Petra Köpping Gesundheitsministerin in Sachsen

Das Portal richtet sich vor allem an Pflegepersonal sowie Ärzte - beide Gruppen auch im Ruhestand - und an Medizinstudierende. Gesucht werden auch Helferinnen und Helfer, die etwa Transporte übernehmen oder Kranken Mahlzeiten reichen.

Krankenhäuser am Limit

Das Krankenhauspersonal sei schon seit langer Zeit am Limit, sagte Köpping. Derzeit seien in den 80 sächsischen Krankenhäusern 2.074 Betten mit Covid-19-Patienten und Patientinnen belegt, 609 Menschen liegen mit einer Corona-Erkrankung auf Intensivstationen.

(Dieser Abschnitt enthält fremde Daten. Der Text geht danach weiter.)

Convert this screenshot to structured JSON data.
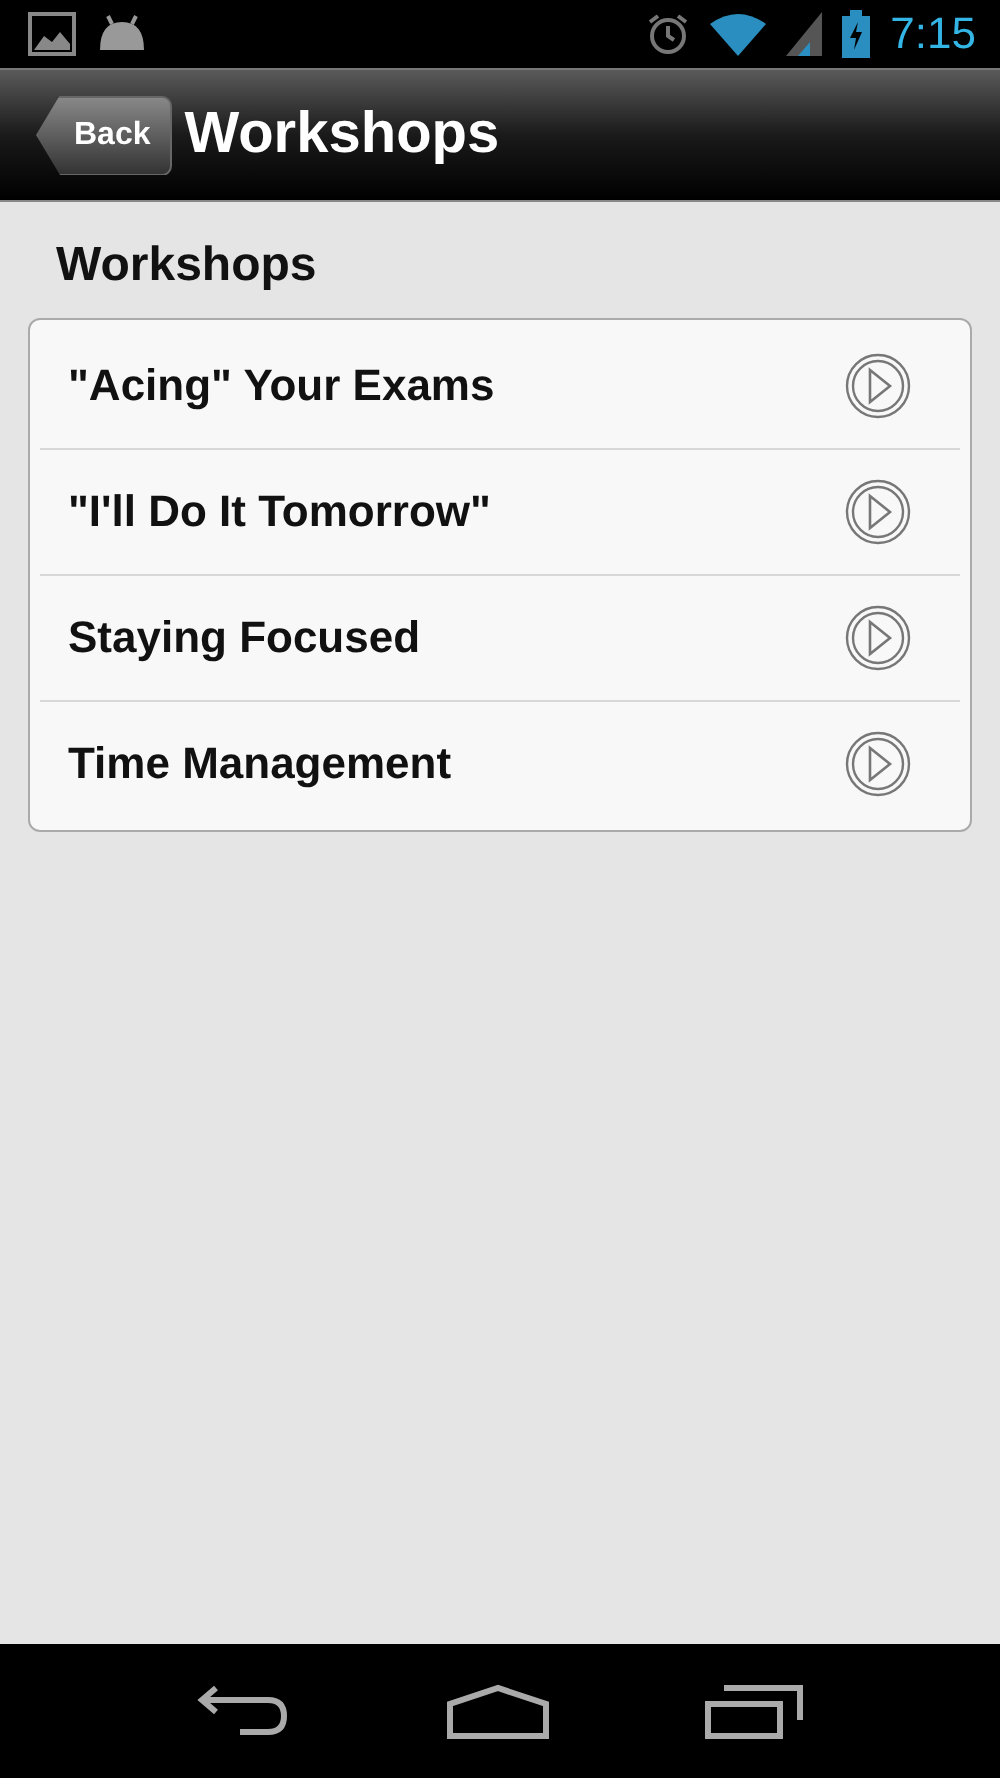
{
  "status_bar": {
    "time": "7:15"
  },
  "header": {
    "back_button": "Back",
    "title": "Workshops"
  },
  "section": {
    "title": "Workshops"
  },
  "items": [
    {
      "label": "\"Acing\" Your Exams"
    },
    {
      "label": "\"I'll Do It Tomorrow\""
    },
    {
      "label": "Staying Focused"
    },
    {
      "label": "Time Management"
    }
  ]
}
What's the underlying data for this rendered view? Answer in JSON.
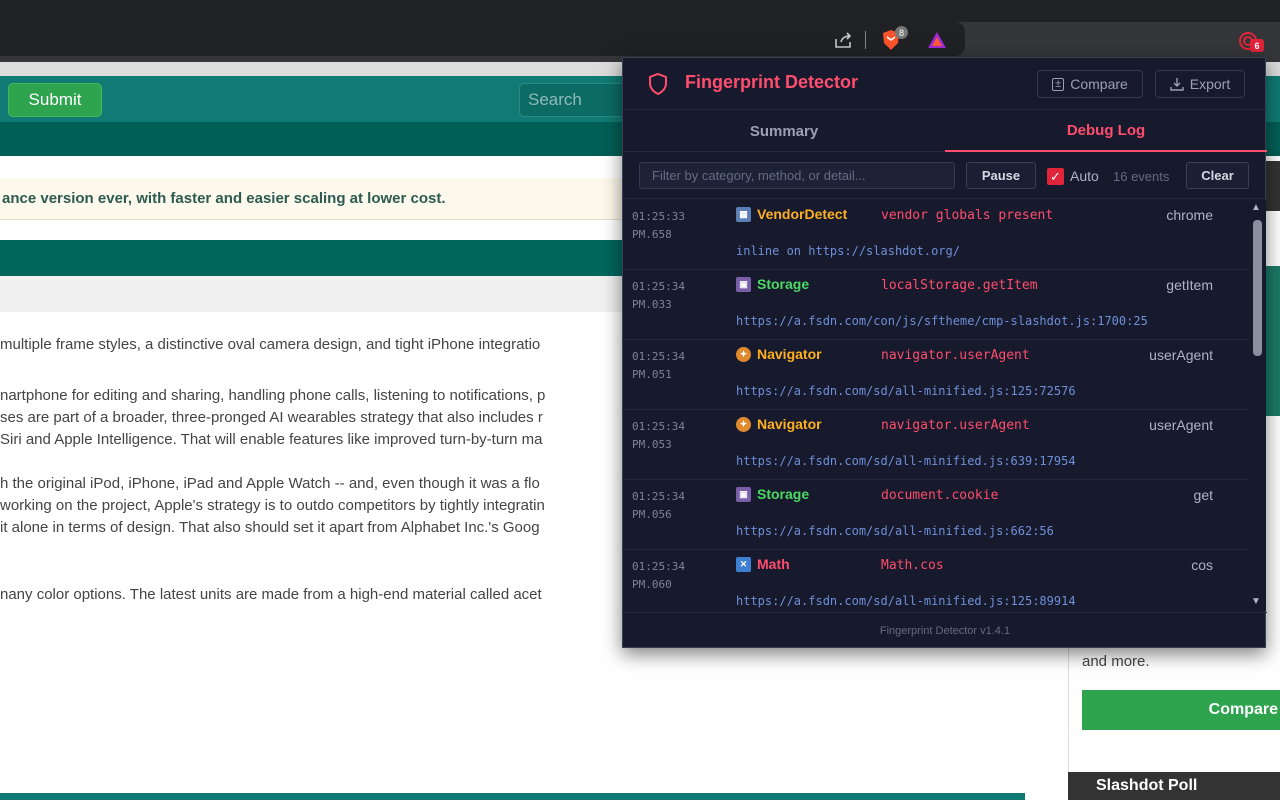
{
  "browser": {
    "extensions_badge": "6",
    "brave_badge": "8"
  },
  "site": {
    "submit_label": "Submit",
    "search_placeholder": "Search",
    "notice": "ance version ever, with faster and easier scaling at lower cost.",
    "paragraphs": [
      "multiple frame styles, a distinctive oval camera design, and tight iPhone integratio",
      "nartphone for editing and sharing, handling phone calls, listening to notifications, p",
      "ses are part of a broader, three-pronged AI wearables strategy that also includes r",
      "Siri and Apple Intelligence. That will enable features like improved turn-by-turn ma",
      "h the original iPod, iPhone, iPad and Apple Watch -- and, even though it was a flo",
      "working on the project, Apple's strategy is to outdo competitors by tightly integratin",
      "it alone in terms of design. That also should set it apart from Alphabet Inc.'s Goog",
      "nany color options. The latest units are made from a high-end material called acet"
    ],
    "and_more": "and more.",
    "compare_label": "Compare",
    "poll_title": "Slashdot Poll"
  },
  "popup": {
    "title": "Fingerprint Detector",
    "compare_label": "Compare",
    "export_label": "Export",
    "tabs": [
      "Summary",
      "Debug Log"
    ],
    "active_tab": "Debug Log",
    "filter_placeholder": "Filter by category, method, or detail...",
    "pause_label": "Pause",
    "auto_label": "Auto",
    "auto_checked": true,
    "event_count": "16 events",
    "clear_label": "Clear",
    "entries": [
      {
        "time": "01:25:33",
        "time2": "PM.658",
        "icon": "building-icon",
        "category": "VendorDetect",
        "category_color": "#ffb020",
        "method": "vendor globals present",
        "detail": "chrome",
        "source": "inline on https://slashdot.org/"
      },
      {
        "time": "01:25:34",
        "time2": "PM.033",
        "icon": "floppy-icon",
        "category": "Storage",
        "category_color": "#4cd964",
        "method": "localStorage.getItem",
        "detail": "getItem",
        "source": "https://a.fsdn.com/con/js/sftheme/cmp-slashdot.js:1700:25"
      },
      {
        "time": "01:25:34",
        "time2": "PM.051",
        "icon": "compass-icon",
        "category": "Navigator",
        "category_color": "#ffb020",
        "method": "navigator.userAgent",
        "detail": "userAgent",
        "source": "https://a.fsdn.com/sd/all-minified.js:125:72576"
      },
      {
        "time": "01:25:34",
        "time2": "PM.053",
        "icon": "compass-icon",
        "category": "Navigator",
        "category_color": "#ffb020",
        "method": "navigator.userAgent",
        "detail": "userAgent",
        "source": "https://a.fsdn.com/sd/all-minified.js:639:17954"
      },
      {
        "time": "01:25:34",
        "time2": "PM.056",
        "icon": "floppy-icon",
        "category": "Storage",
        "category_color": "#4cd964",
        "method": "document.cookie",
        "detail": "get",
        "source": "https://a.fsdn.com/sd/all-minified.js:662:56"
      },
      {
        "time": "01:25:34",
        "time2": "PM.060",
        "icon": "math-icon",
        "category": "Math",
        "category_color": "#ff4d6d",
        "method": "Math.cos",
        "detail": "cos",
        "source": "https://a.fsdn.com/sd/all-minified.js:125:89914"
      }
    ],
    "footer": "Fingerprint Detector v1.4.1"
  }
}
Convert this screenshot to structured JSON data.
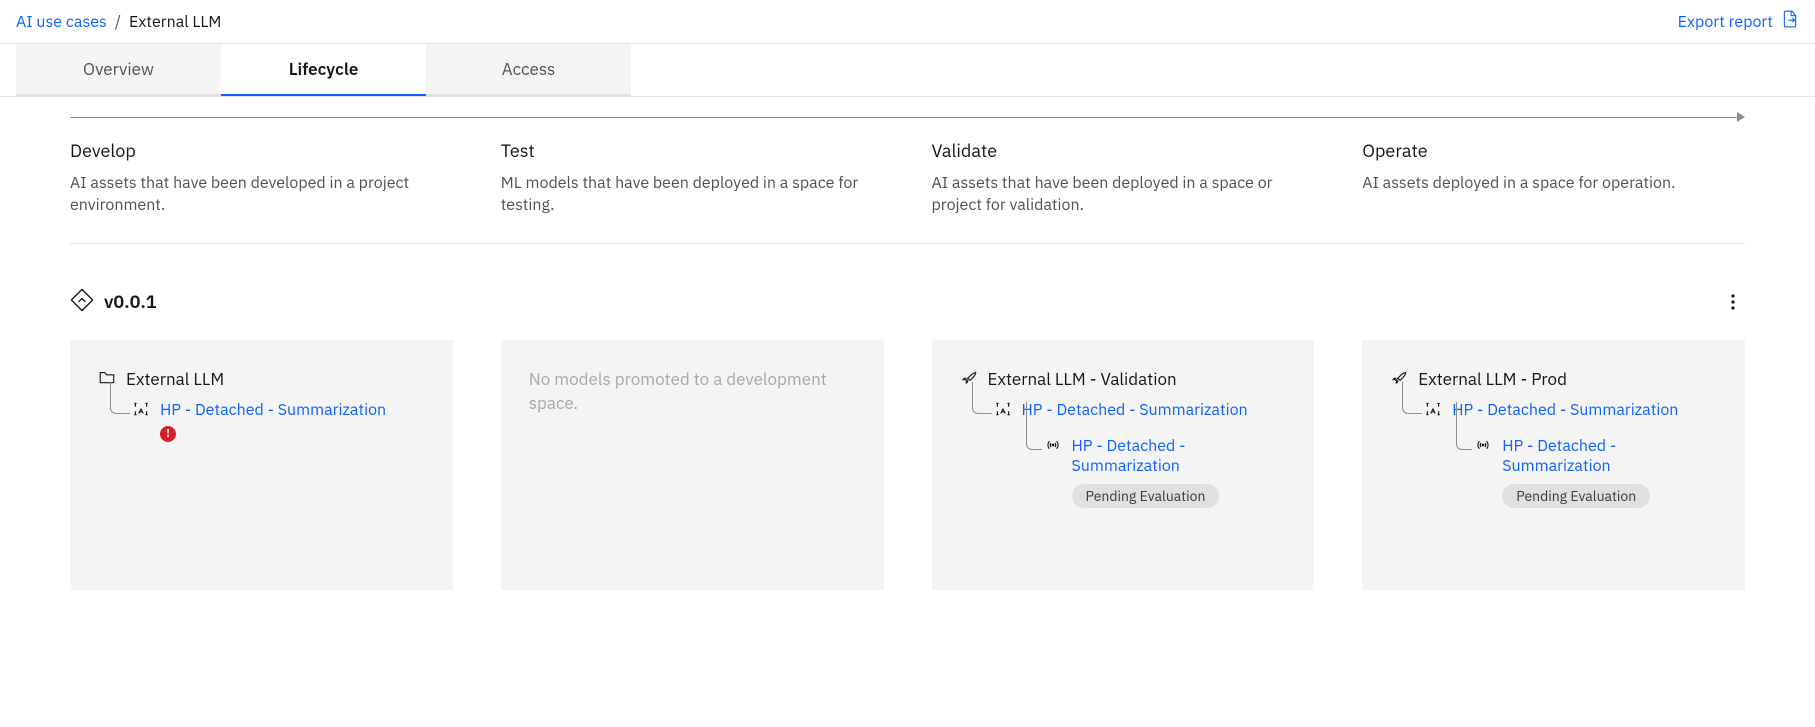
{
  "breadcrumb": {
    "parent": "AI use cases",
    "current": "External LLM"
  },
  "export_label": "Export report",
  "tabs": {
    "overview": "Overview",
    "lifecycle": "Lifecycle",
    "access": "Access"
  },
  "stages": {
    "develop": {
      "title": "Develop",
      "desc": "AI assets that have been developed in a project environment."
    },
    "test": {
      "title": "Test",
      "desc": "ML models that have been deployed in a space for testing."
    },
    "validate": {
      "title": "Validate",
      "desc": "AI assets that have been deployed in a space or project for validation."
    },
    "operate": {
      "title": "Operate",
      "desc": "AI assets deployed in a space for operation."
    }
  },
  "version": "v0.0.1",
  "cards": {
    "develop": {
      "container_title": "External LLM",
      "asset_name": "HP - Detached - Summarization"
    },
    "test": {
      "placeholder": "No models promoted to a development space."
    },
    "validate": {
      "container_title": "External LLM - Validation",
      "asset_name": "HP - Detached - Summarization",
      "nested_asset_name": "HP - Detached - Summarization",
      "badge": "Pending Evaluation"
    },
    "operate": {
      "container_title": "External LLM - Prod",
      "asset_name": "HP - Detached - Summarization",
      "nested_asset_name": "HP - Detached - Summarization",
      "badge": "Pending Evaluation"
    }
  }
}
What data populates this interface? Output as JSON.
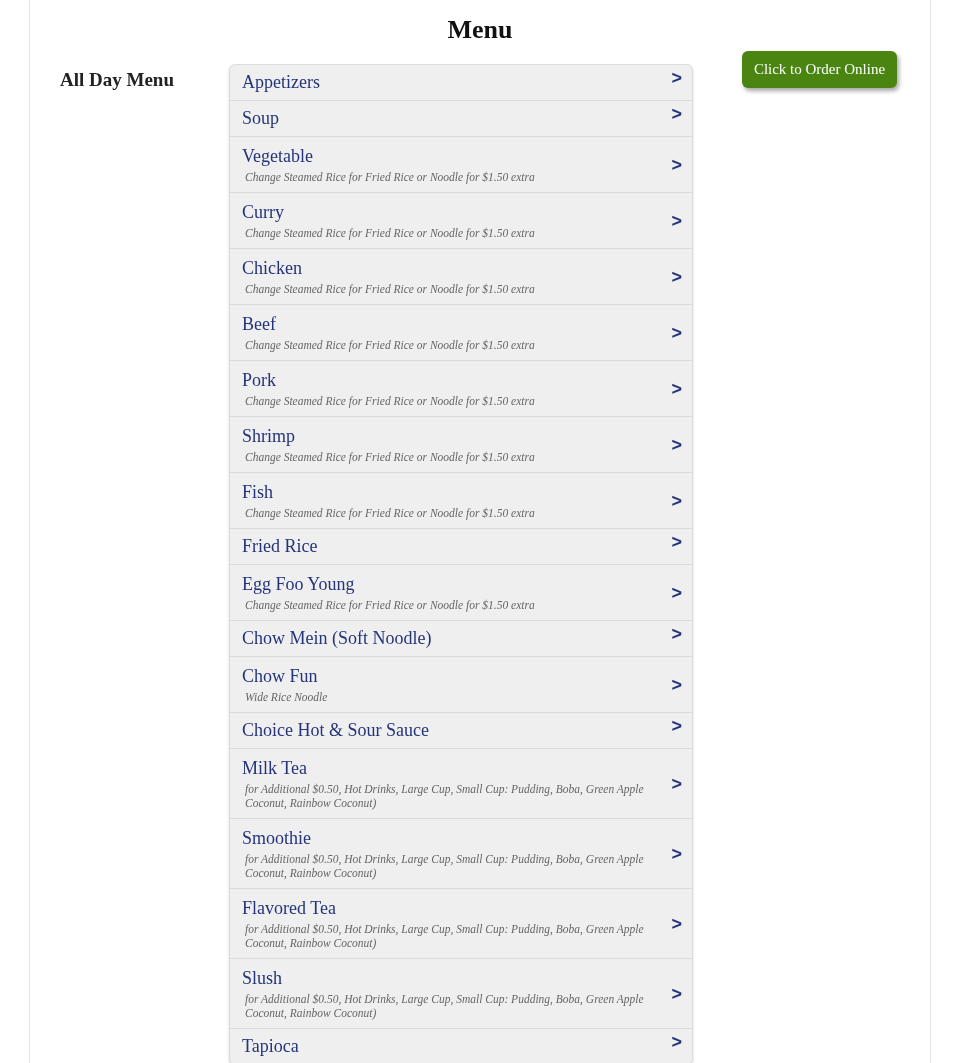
{
  "title": "Menu",
  "section_label": "All Day Menu",
  "order_button": "Click to Order Online",
  "categories": [
    {
      "name": "Appetizers",
      "arrow": ">"
    },
    {
      "name": "Soup",
      "arrow": ">"
    },
    {
      "name": "Vegetable",
      "note": "Change Steamed Rice for Fried Rice or Noodle for $1.50 extra",
      "arrow": ">"
    },
    {
      "name": "Curry",
      "note": "Change Steamed Rice for Fried Rice or Noodle for $1.50 extra",
      "arrow": ">"
    },
    {
      "name": "Chicken",
      "note": "Change Steamed Rice for Fried Rice or Noodle for $1.50 extra",
      "arrow": ">"
    },
    {
      "name": "Beef",
      "note": "Change Steamed Rice for Fried Rice or Noodle for $1.50 extra",
      "arrow": ">"
    },
    {
      "name": "Pork",
      "note": "Change Steamed Rice for Fried Rice or Noodle for $1.50 extra",
      "arrow": ">"
    },
    {
      "name": "Shrimp",
      "note": "Change Steamed Rice for Fried Rice or Noodle for $1.50 extra",
      "arrow": ">"
    },
    {
      "name": "Fish",
      "note": "Change Steamed Rice for Fried Rice or Noodle for $1.50 extra",
      "arrow": ">"
    },
    {
      "name": "Fried Rice",
      "arrow": ">"
    },
    {
      "name": "Egg Foo Young",
      "note": "Change Steamed Rice for Fried Rice or Noodle for $1.50 extra",
      "arrow": ">"
    },
    {
      "name": "Chow Mein (Soft Noodle)",
      "arrow": ">"
    },
    {
      "name": "Chow Fun",
      "note": "Wide Rice Noodle",
      "arrow": ">"
    },
    {
      "name": "Choice Hot & Sour Sauce",
      "arrow": ">"
    },
    {
      "name": "Milk Tea",
      "note": "for Additional $0.50, Hot Drinks, Large Cup, Small Cup: Pudding, Boba, Green Apple Coconut, Rainbow Coconut)",
      "arrow": ">"
    },
    {
      "name": "Smoothie",
      "note": "for Additional $0.50, Hot Drinks, Large Cup, Small Cup: Pudding, Boba, Green Apple Coconut, Rainbow Coconut)",
      "arrow": ">"
    },
    {
      "name": "Flavored Tea",
      "note": "for Additional $0.50, Hot Drinks, Large Cup, Small Cup: Pudding, Boba, Green Apple Coconut, Rainbow Coconut)",
      "arrow": ">"
    },
    {
      "name": "Slush",
      "note": "for Additional $0.50, Hot Drinks, Large Cup, Small Cup: Pudding, Boba, Green Apple Coconut, Rainbow Coconut)",
      "arrow": ">"
    },
    {
      "name": "Tapioca",
      "arrow": ">"
    }
  ]
}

Schon Helferpools in einzelnen Regionen und Kliniken

In einigen Regionen Sachsen wurden bereits regionale Helferpools gegründet, um Freiwillige für die Unterstützung in der Pflegearbeit anzuwerben, etwa in Mittel- und Nordsachsen. Wie der sächsische Klinikkoordinator der Uniklinik Dresden Michael Albrecht sagte, konnten etwa am Klinikum Görlitz nach einem Hilfeaufruf innerhalb kurzer Zeit 30 Pflegerinnen und Pfleger gefunden werden.

Auch das Uniklinkum Dresden macht davon Gebrauch, wie Pflegedirektorin Jana Luntz sagte: "Wir suchen ausgebildete Pflegekräfte und Krankenpflegehelfer, die vielleicht derzeit in einem anderen Beruf arbeiten und uns in der Krise auf Intensiv- und Normalstationen unterstützen wollen. Außerdem suchen wir Helfer, die uns bei administrativen Aufgaben unterstützen." Wichtig sei dabei, dass die Helfer geimpft oder genesen sind.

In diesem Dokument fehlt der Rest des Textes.